Liguria – Un invasione di miele prodotto all’estero, spesso con problemi di tracciabilità e sicurezza alimentare, a far concorrenza a prodotti di eccellenza, di altissima qualità e genuinità ma che, costando di più, vengono acquistati molto meno.
E’ l’allarme lanciato dai produttori di miele e di prodotti dell’apicoltura come pappa reale, polline e propoli.
Secondo i dati raccolti da Coldiretti, in Italia, nel 2024, sono arrivati ben 25 milioni di chili di miele dall’estero con un aumento del 16% rispetto agli anni precedenti.

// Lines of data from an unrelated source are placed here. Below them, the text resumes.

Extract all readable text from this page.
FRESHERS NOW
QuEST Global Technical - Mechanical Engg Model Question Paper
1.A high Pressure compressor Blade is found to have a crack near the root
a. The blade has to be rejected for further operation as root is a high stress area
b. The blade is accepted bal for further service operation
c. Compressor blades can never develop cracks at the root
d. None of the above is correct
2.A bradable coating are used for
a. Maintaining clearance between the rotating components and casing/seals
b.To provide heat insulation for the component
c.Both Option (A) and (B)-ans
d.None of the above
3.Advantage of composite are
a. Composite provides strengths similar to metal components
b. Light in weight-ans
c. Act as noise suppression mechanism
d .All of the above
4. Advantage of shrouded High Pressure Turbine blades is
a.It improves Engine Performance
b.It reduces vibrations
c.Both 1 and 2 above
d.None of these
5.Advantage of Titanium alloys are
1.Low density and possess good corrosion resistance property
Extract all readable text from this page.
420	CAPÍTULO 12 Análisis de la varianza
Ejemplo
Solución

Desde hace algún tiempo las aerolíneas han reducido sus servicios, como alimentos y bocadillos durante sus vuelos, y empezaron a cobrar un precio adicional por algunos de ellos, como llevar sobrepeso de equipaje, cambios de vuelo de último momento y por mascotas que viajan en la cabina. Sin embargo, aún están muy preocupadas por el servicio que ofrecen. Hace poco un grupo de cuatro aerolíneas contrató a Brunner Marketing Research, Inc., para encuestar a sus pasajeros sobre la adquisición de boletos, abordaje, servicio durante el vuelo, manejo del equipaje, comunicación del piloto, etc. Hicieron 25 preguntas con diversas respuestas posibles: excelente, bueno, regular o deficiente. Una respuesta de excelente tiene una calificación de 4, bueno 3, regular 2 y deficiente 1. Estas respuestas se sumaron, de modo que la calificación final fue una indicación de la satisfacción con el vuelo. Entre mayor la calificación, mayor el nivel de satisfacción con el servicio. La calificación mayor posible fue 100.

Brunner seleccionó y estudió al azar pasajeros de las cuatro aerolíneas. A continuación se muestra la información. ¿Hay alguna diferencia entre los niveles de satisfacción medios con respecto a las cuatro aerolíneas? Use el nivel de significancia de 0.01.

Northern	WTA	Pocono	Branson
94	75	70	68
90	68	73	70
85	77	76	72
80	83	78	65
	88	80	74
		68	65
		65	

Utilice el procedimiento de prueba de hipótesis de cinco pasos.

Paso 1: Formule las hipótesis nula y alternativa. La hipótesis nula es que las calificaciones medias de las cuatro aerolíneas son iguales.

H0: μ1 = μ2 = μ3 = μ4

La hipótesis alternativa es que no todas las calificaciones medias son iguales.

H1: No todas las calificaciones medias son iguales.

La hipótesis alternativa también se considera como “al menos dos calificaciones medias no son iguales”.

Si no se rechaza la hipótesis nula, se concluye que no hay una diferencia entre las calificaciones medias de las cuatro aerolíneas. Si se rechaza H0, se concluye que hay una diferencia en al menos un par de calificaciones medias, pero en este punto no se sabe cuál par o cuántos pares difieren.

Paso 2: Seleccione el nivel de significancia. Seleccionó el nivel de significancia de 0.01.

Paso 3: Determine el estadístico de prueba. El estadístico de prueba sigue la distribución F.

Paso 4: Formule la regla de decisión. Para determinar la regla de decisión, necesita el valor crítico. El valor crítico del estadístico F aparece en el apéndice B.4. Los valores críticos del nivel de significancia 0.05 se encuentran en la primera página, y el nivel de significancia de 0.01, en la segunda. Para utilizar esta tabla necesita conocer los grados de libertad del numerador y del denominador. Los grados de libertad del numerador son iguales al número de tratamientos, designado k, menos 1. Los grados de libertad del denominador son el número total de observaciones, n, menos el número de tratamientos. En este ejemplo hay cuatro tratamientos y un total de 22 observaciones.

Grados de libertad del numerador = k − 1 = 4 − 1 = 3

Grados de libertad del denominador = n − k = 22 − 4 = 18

Una concorrenza fatta spesso con prezzi inferiori ai 3 euro al chilo che sono “inspiegabili” – oltre che irraggiungibili – per i produttori locali che parlano di costo di produzione non inferiore a 10 euro al chilo per i piccoli produttori che sono la stragrande maggioranza del settore, almeno in Liguria dove si contano circa 2mila apicoltori su tutto il territorio regionale.
Alle prese con il cambiamento climatico che ha già più che dimezzato la produzione, con l’invasione della varroa – acaro “importato” dall’asia e con la diffusione incontrastata della vespe velutina, che distrugge interi apiari, gli apicoltori della Liguria (come quelli di tutta Italia ormai) vedono sempre più fosco il futuro del settore se non verranno presi importanti provvedimenti per la salvaguardia delle eccellenze liguri ma anche della salute dei Consumatori.
Cresce infatti anche il livello della “sofisticazione” del miele, con il mercato mondiale invaso da milioni di tonnellate di miele che non si sa dove (e come) viene prodotto e che spesso non è altro che sciroppo di zucchero mescolato con miele per eludere i controlli che non sono approfonditi “in ingresso” in Italia.
Un fiume di miele che entra nel nostro Paese attraverso “triangolazioni” che permettono di aggirare e verifiche che, in genere, si concentrano su paesi “a rischio”.
Il miele sofisticato o comunque a prezzi bassissimi e “sospetti” arriva dalla Cina e dall’Asia e viene spedito prima in Paesi meno sotto controllo e poi invasettato o rispedito in Italia ed in Europa, attraverso complicati passaggi di acquisto e rivendita che “cancellano” le tracce dell’origine del miele.
Una vera e propria truffa commerciale che mette a rischio i consumatori perché nei Paesi extra UE non ci sono le stesse regole per l’uso di prodotti chimici anche molto pericolosi, e soffoca i produttori italiani che da tempo chiedono controlli accurati in ingresso su tutti i carichi di miele in arrivo ma anche sugli scaffali dei supermercati e negli stabilimenti di invasettamento.
Si chiede da tempo anche una etichettatura che permetta al consumatore di sapere esattamente quello che contiene il barattolo e l’origine reale dei prodotti.
Inoltre i produttori di miele chiedono una politica di reale incentivo e informazione del consumo del prodotto italiano e locale perché più sano e controllato rispetto a quello importato.
È vero che la Direttiva Breakfast dell’UE impone etichette chiare per indicare il Paese di origine del miele e garantire la tracciabilità del prodotto – ad esempio, il miele prodotto interamente in Italia deve riportare la dicitura “Miele Italiano”, mentre per miscele UE o extra UE vanno specificati i Paesi di provenienza – ma bisogna comunque tenere alta la guardia nei confronti di una concorrenza sleale che arriva a prezzi stracciati e rischia di mettere all’angolo i produttori italiani e locali, simbolo di una tradizione lunga millenni.
I produttori ricordano che la produzione del miele – quindi il costo sostenuto da un apicoltore locale – non scende mai al di sotto dei 6-10 euro al chilo e dunque un miele venduto al di sotto di quelle cifre, già bassissime, dovrebbe quantomeno insospettire.
Gli apicoltori italiani si domandano come sia fisicamente possibile vendere miele a 2-3 euro al chilo e non può essere solo una questione di manodopera.